It must be difficult being the developer of a Sports game. Not a one-off Sports (as in EA Sports replete with upper-cased 'S') game, mind you, but the same Sports game every year – either the might of Madden
in the United States or the equally huge FIFA Soccer
for the civilised world.
With the series lasting as long as it has, it must be slightly daunting to try and make the next game improve on last year’s while all the time ensuring it doesn’t feel lose the qualities that made it so popular in the first place. At least for the devs working on the Soccer franchise (and no, SPOnG is not entering into any tedious arguments about ‘football’ versus ‘soccer’) there is some competition in the form of Pro Evolution Soccer
I was taken through the latest online offering for FIFA 08 by Paul Hossack, online producer for the last-gen, PS2 and PC versions of the game. You can read our Q&A with Paul right here
when you’ve finished this.
The ‘Be A Pro’ mode in question is a rather involved affair that someone like me, who’s never really dabbled in the ways of football (although I’ll happily cheer England on internationally), really connected with. Starting in the Create-A-Player menu, you mould a digital version of yourself and build your attribute points as normal (or you can cheat and pick any famous player in the game). Then you follow that one player in a Career mode of sorts, focusing on building yourself up as a fantastic team member – in matches you only control your chosen Pro. The trick is to play with the CPU co-operatively when you have the ball, calling for passes and shots when you don’t.

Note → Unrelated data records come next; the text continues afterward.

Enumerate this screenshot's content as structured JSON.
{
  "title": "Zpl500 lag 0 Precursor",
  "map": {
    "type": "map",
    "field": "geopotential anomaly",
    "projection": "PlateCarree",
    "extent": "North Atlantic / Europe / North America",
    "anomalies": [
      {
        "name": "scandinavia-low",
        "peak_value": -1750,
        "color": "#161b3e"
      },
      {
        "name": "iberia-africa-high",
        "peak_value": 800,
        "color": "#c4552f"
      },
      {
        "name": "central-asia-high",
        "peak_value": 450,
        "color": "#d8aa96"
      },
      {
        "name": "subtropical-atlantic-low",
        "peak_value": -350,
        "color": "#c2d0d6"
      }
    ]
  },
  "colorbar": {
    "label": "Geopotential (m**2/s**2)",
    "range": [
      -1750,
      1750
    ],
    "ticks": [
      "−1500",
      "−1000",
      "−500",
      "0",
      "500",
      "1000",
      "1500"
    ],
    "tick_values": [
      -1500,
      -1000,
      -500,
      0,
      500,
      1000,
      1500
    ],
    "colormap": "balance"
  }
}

In each game you play, a task is presented that will earn you experience points as you complete them. When going solo you get single tasks, but the beauty is playing the game with a friend who also has a Pro to train – in this case you get a team task that requires both players to work together. For example, it can be a task to pass 10 times to each other, or to stay onside throughout the whole match. At the end of each game a stats screen will pop up showcasing how many times each player has called and received a pass - a perfect solution to full-time arguments, so not really very authentic at all (you’ll understand that one if you’ve ever actually had a post-game argument. Ed
Essentially, the new mode is very loosely like an RPG. Either way, it’s a great way to add depth to a game genre that has, to me, just looked like kicking a ball around. According to EA, the mode will also entice people who actually play football as well, through the personal experience that the ‘Be A Pro’ mode brings.